The latest issue of the Australasian Dispute Resolution Journal (Volume 22 Part 4) contains the following material:
When is a garden equipment salesman a farmer?; Can a solicitor act for two different defendants against the same plaintiff?; and mediation media watch
International arbitration in Australia – 2010/2011 in review – Albert Monichino SC
The past 15 months mark a historic period for the reinvigoration of arbitration in Australia. The avowed objective of the federal government is to position Australia as a hub for dispute resolution in the Asia-Pacific region. This article considers legislative, policy, case law and institutional developments in international arbitration in Australia since 1 July 2010.

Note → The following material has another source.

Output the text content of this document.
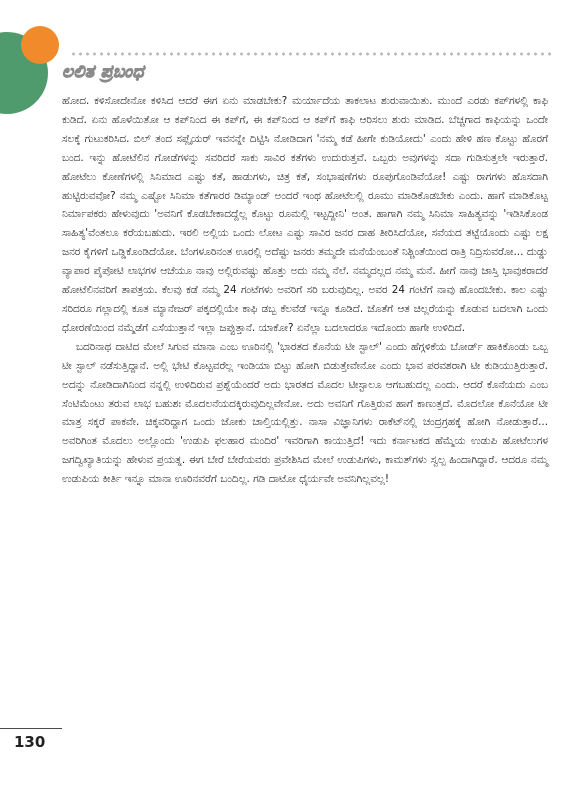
ಲಲಿತ ಪ್ರಬಂಧ

ಹೋದ. ಕಳಿಸೋದೇನೋ ಕಳಿಸಿದ ಆದರೆ ಈಗ ಏನು ಮಾಡಬೇಕು? ಮರ್ಯಾದೆಯ ತಾಕಲಾಟ ಶುರುವಾಯಿತು. ಮುಂದೆ ಎರಡು ಕಪ್‌ಗಳಲ್ಲಿ ಕಾಫಿ ಕುಡಿದೆ. ಏನು ಹೊಳೆಯಿತೋ ಆ ಕಪ್‌ನಿಂದ ಈ ಕಪ್‌ಗೆ, ಈ ಕಪ್‌ನಿಂದ ಆ ಕಪ್‌ಗೆ ಕಾಫಿ ಆರಿಸಲು ಶುರು ಮಾಡಿದ. ಬೆಚ್ಚಗಾದ ಕಾಫಿಯನ್ನು ಒಂದೇ ಸಲಕ್ಕೆ ಗುಟುಕರಿಸಿದ. ಬಿಲ್ ತಂದ ಸಪ್ಲೈಯರ್ ಇವನನ್ನೇ ದಿಟ್ಟಿಸಿ ನೋಡಿದಾಗ 'ನಮ್ಮ ಕಡೆ ಹೀಗೇ ಕುಡಿಯೋದು' ಎಂದು ಹೇಳಿ ಹಣ ಕೊಟ್ಟು ಹೊರಗೆ ಬಂದ. ಇನ್ನು ಹೋಟೆಲಿನ ಗೋಡೆಗಳನ್ನು ಸವರಿದರೆ ಸಾಕು ಸಾವಿರ ಕತೆಗಳು ಉದುರುತ್ತವೆ. ಒಬ್ಬರು ಅವುಗಳನ್ನು ಸದಾ ಗುಡಿಸುತ್ತಲೇ ಇರುತ್ತಾರೆ. ಹೋಟೆಲು ಕೋಣೆಗಳಲ್ಲಿ ಸಿನಿಮಾದ ಎಷ್ಟು ಕತೆ, ಹಾಡುಗಳು, ಚಿತ್ರ ಕತೆ, ಸಂಭಾಷಣೆಗಳು ರೂಪುಗೊಂಡಿವೆಯೋ! ಎಷ್ಟು ರಾಗಗಳು ಹೊಸದಾಗಿ ಹುಟ್ಟಿರುವವೋ? ನಮ್ಮ ಎಷ್ಟೋ ಸಿನಿಮಾ ಕತೆಗಾರರ ಡಿಮ್ಯಾಂಡ್ ಅಂದರೆ ಇಂಥ ಹೋಟೆಲಲ್ಲಿ ರೂಮು ಮಾಡಿಕೊಡಬೇಕು ಎಂದು. ಹಾಗೆ ಮಾಡಿಕೊಟ್ಟ ನಿರ್ಮಾಪಕರು ಹೇಳುವುದು 'ಅವನಿಗೆ ಕೊಡಬೇಕಾದದ್ದೆಲ್ಲ ಕೊಟ್ಟು ರೂಮಲ್ಲಿ ಇಟ್ಟದ್ದೀನಿ' ಅಂತ. ಹಾಗಾಗಿ ನಮ್ಮ ಸಿನಿಮಾ ಸಾಹಿತ್ಯವನ್ನು 'ಇಡಿಸಿಕೊಂಡ ಸಾಹಿತ್ಯ'ವೆಂತಲೂ ಕರೆಯಬಹುದು. ಇರಲಿ ಅಲ್ಲಿಯ ಒಂದು ಲೋಟ ಎಷ್ಟು ಸಾವಿರ ಜನರ ದಾಹ ತೀರಿಸಿದೆಯೋ, ಸವೆಯದ ತಟ್ಟೆಯೊಂದು ಎಷ್ಟು ಲಕ್ಷ ಜನರ ಕೈಗಳಿಗೆ ಒಡ್ಡಿಕೊಂಡಿದೆಯೋ. ಬೆಂಗಳೂರಿನಂತ ಊರಲ್ಲಿ ಅದೆಷ್ಟು ಜನರು ತಮ್ಮದೇ ಮನೆಯೆಂಬಂತೆ ನಿಶ್ಚಿಂತೆಯಿಂದ ರಾತ್ರಿ ನಿದ್ರಿಸುವರೋ... ದುಡ್ಡು ವ್ಯಾಪಾರ ಪೈಪೋಟಿ ಲಾಭಗಳ ಆಚೆಯೂ ನಾವು ಅಲ್ಲಿರುವಷ್ಟು ಹೊತ್ತು ಅದು ನಮ್ಮ ನೆಲೆ. ನಮ್ಮದಲ್ಲದ ನಮ್ಮ ಮನೆ. ಹೀಗೆ ನಾವು ಜಾಸ್ತಿ ಭಾವುಕರಾದರೆ ಹೋಟೆಲಿನವರಿಗೆ ತಾಪತ್ರಯ. ಕೆಲವು ಕಡೆ ನಮ್ಮ 24 ಗಂಟೆಗಳು ಅವರಿಗೆ ಸರಿ ಬರುವುದಿಲ್ಲ. ಅವರ 24 ಗಂಟೆಗೆ ನಾವು ಹೊಂದಬೇಕು. ಕಾಲ ಎಷ್ಟು ಸರಿದರೂ ಗಲ್ಲಾದಲ್ಲಿ ಕೂತ ಮ್ಯಾನೇಜರ್ ಪಕ್ಕದಲ್ಲಿಯೇ ಕಾಫಿ ಡಬ್ಬ ಕೆಲವೆಡೆ ಇನ್ನೂ ಕೂಡಿದೆ. ಜೊತೆಗೆ ಆತ ಚಿಲ್ಲರೆಯನ್ನು ಕೊಡುವ ಬದಲಾಗಿ ಒಂದು ಧೋರಣೆಯಿಂದ ನಮ್ಮೆಡೆಗೆ ಎಸೆಯುತ್ತಾನೆ ಇಲ್ಲಾ ಜಪ್ಪುತ್ತಾನೆ. ಯಾಕೋ? ಏನೆಲ್ಲಾ ಬದಲಾದರೂ ಇದೊಂದು ಹಾಗೇ ಉಳಿದಿದೆ.

ಬದರಿನಾಥ ದಾಟಿದ ಮೇಲೆ ಸಿಗುವ ಮಾನಾ ಎಂಬ ಊರಿನಲ್ಲಿ 'ಭಾರತದ ಕೊನೆಯ ಟೀ ಸ್ಟಾಲ್' ಎಂದು ಹೆಗ್ಗಳಿಕೆಯ ಬೋರ್ಡ್ ಹಾಕಿಕೊಂಡು ಒಬ್ಬ ಟೀ ಸ್ಟಾಲ್ ನಡೆಸುತ್ತಿದ್ದಾನೆ. ಅಲ್ಲಿ ಭೇಟಿ ಕೊಟ್ಟವರೆಲ್ಲ ಇಂಡಿಯಾ ಬಿಟ್ಟು ಹೋಗಿ ಬಿಡುತ್ತೇವೇನೋ ಎಂದು ಭಾವ ಪರವಶರಾಗಿ ಟೀ ಕುಡಿಯುತ್ತಿರುತ್ತಾರೆ. ಅದನ್ನು ನೋಡಿದಾಗಿನಿಂದ ನನ್ನಲ್ಲಿ ಉಳಿದಿರುವ ಪ್ರಶ್ನೆಯೆಂದರೆ ಅದು ಭಾರತದ ಮೊದಲ ಟೀಸ್ಟಾಲೂ ಆಗಬಹುದಲ್ಲ ಎಂದು. ಆದರೆ ಕೊನೆಯದು ಎಂಬ ಸೆಂಟಿಮೆಂಟು ತರುವ ಲಾಭ ಬಹುಶಃ ಮೊದಲನೆಯದಕ್ಕಿರುವುದಿಲ್ಲವೇನೋ. ಅದು ಅವನಿಗೆ ಗೊತ್ತಿರುವ ಹಾಗೆ ಕಾಣುತ್ತದೆ. ಮೊದಲೋ ಕೊನೆಯೋ ಟೀ ಮಾತ್ರ ಸಕ್ಕರೆ ಪಾಕವೇ. ಚಿಕ್ಕವರಿದ್ದಾಗ ಒಂದು ಜೋಕು ಚಾಲ್ತಿಯಲ್ಲಿತ್ತು. ನಾಸಾ ವಿಜ್ಞಾನಿಗಳು ರಾಕೆಟ್‌ನಲ್ಲಿ ಚಂದ್ರಗ್ರಹಕ್ಕೆ ಹೋಗಿ ನೋಡುತ್ತಾರೆ... ಅವರಿಗಿಂತ ಮೊದಲು ಅಲ್ಲೊಂದು 'ಉಡುಪಿ ಫಲಹಾರ ಮಂದಿರ' ಇವರಿಗಾಗಿ ಕಾಯುತ್ತಿದೆ! ಇದು ಕರ್ನಾಟಕದ ಹೆಮ್ಮೆಯ ಉಡುಪಿ ಹೋಟೆಲುಗಳ ಜಗದ್ವಿಖ್ಯಾತಿಯನ್ನು ಹೇಳುವ ಪ್ರಯತ್ನ. ಈಗ ಬೇರೆ ಬೇರೆಯವರು ಪ್ರವೇಶಿಸಿದ ಮೇಲೆ ಉಡುಪಿಗಳು, ಕಾಮತ್‌ಗಳು ಸ್ವಲ್ಪ ಹಿಂದಾಗಿದ್ದಾರೆ. ಆದರೂ ನಮ್ಮ ಉಡುಪಿಯ ಕೀರ್ತಿ ಇನ್ನೂ ಮಾನಾ ಊರಿನವರೆಗೆ ಬಂದಿಲ್ಲ. ಗಡಿ ದಾಟೋ ಧೈರ್ಯವೇ ಅವನಿಗಿಲ್ಲವಲ್ಲ!

130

The challenges and opportunities of the role of student ombudsmen in an Australian university – Sally Varnham and Maxine Evers
The feeling is often expressed that there are increasing numbers of students who are less interested in the student experience than in completing their qualifications with the best marks in the shortest possible time. In many instances this translates to a greater readiness to express dissatisfaction when the delivery of a course does not match up to expectations or when there is a perception of having been dealt with unfairly in terms of assessment or in other processes. It is ever more important that universities ensure that their processes and procedures are transparent, fair and consistent, and accommodating of diversity. Student ombudsmen play a vital role in this process, both in their investigations of requests for assistance and in their recommendations on systemic matters. This article considers the challenges faced by the authors in their roles as student ombuds in an Australian university. It contrasts the “last resort” model of student ombud used in that university with models used in other Australian universities and those in comparative jurisdictions, and considers which may be best suited to today’s climate of higher education.
International peace mediation through a legal lens – Brenda Daly and Noelle Higgins
Mediation has recently emerged as a suitable method of resolving armed conflicts (international peace mediation), with a significant increase in the amount of conflicts being resolved by “negotiated settlement” as opposed to military dominance. Development of the international peace mediation discourse has, however, been ad hoc and disjunctive, resulting in a significant disparity regarding its conceptualisation, a lack of established accountability mechanisms, and the absence of a pragmatic coherent framework. This article highlights how the application of the extant framework on mediation in legal discourse can provide clarity in defining and developing an understanding of international peace mediation. It focuses on the case study of the international peace mediation efforts in the Acehnese region of Indonesia.
This article discusses impugning expert determinations, particularly the circumstances in which an error by the determiner will justify setting aside a determination. It analyses three important cases to demonstrate the evolvement of Australian law in this regard.
Using a values-based approach in mediation – Lola Akin Ojelabi and Tania Sourdin
Mediation is increasingly employed in the international and domestic context to support agreement-making and to manage and resolve conflict. Practitioners and participants in such processes may not have clearly defined obligations and may not be subject to any systemic or other controls. As a result, mediation can be conducted in a procedural manner that is offensive from the perspective of social or human norms and may also result in outcomes that are not transparent and may be unfair. This article proposes that a values-based approach be used by practitioners to assist to ensure that the processes and outcomes do not lack integrity. In addition, a values-based approach can inform the development of participant obligations, systemic approaches and objectives. To support a values-based approach an “ERSR” framework is proposed, focusing on education, recognition, support and resolution.
An effective enforcement mechanism for online consumer arbitration awards – Chinthaka Liyanage
The success of international commercial arbitration is driven mainly by the presence of an effective cross-border mechanism for the enforcement of international commercial arbitral awards. Most importantly, there is a well-designed legal framework to sustain this enforcement mechanism in a firm and consistent manner. Online consumer arbitration as a new phenomenon also deserves an effective enforcement mechanism, due primarily to the vulnerability of online consumers and the lack of effective government-sponsored mechanisms for the enforcement of private online consumer arbitration awards. The purpose of this article is to highlight some of the merits of international arbitration-related legal frameworks that might be useful for strengthening the enforcement of online consumer arbitration awards in the resolution of cross-border business-to-consumer electronic disputes.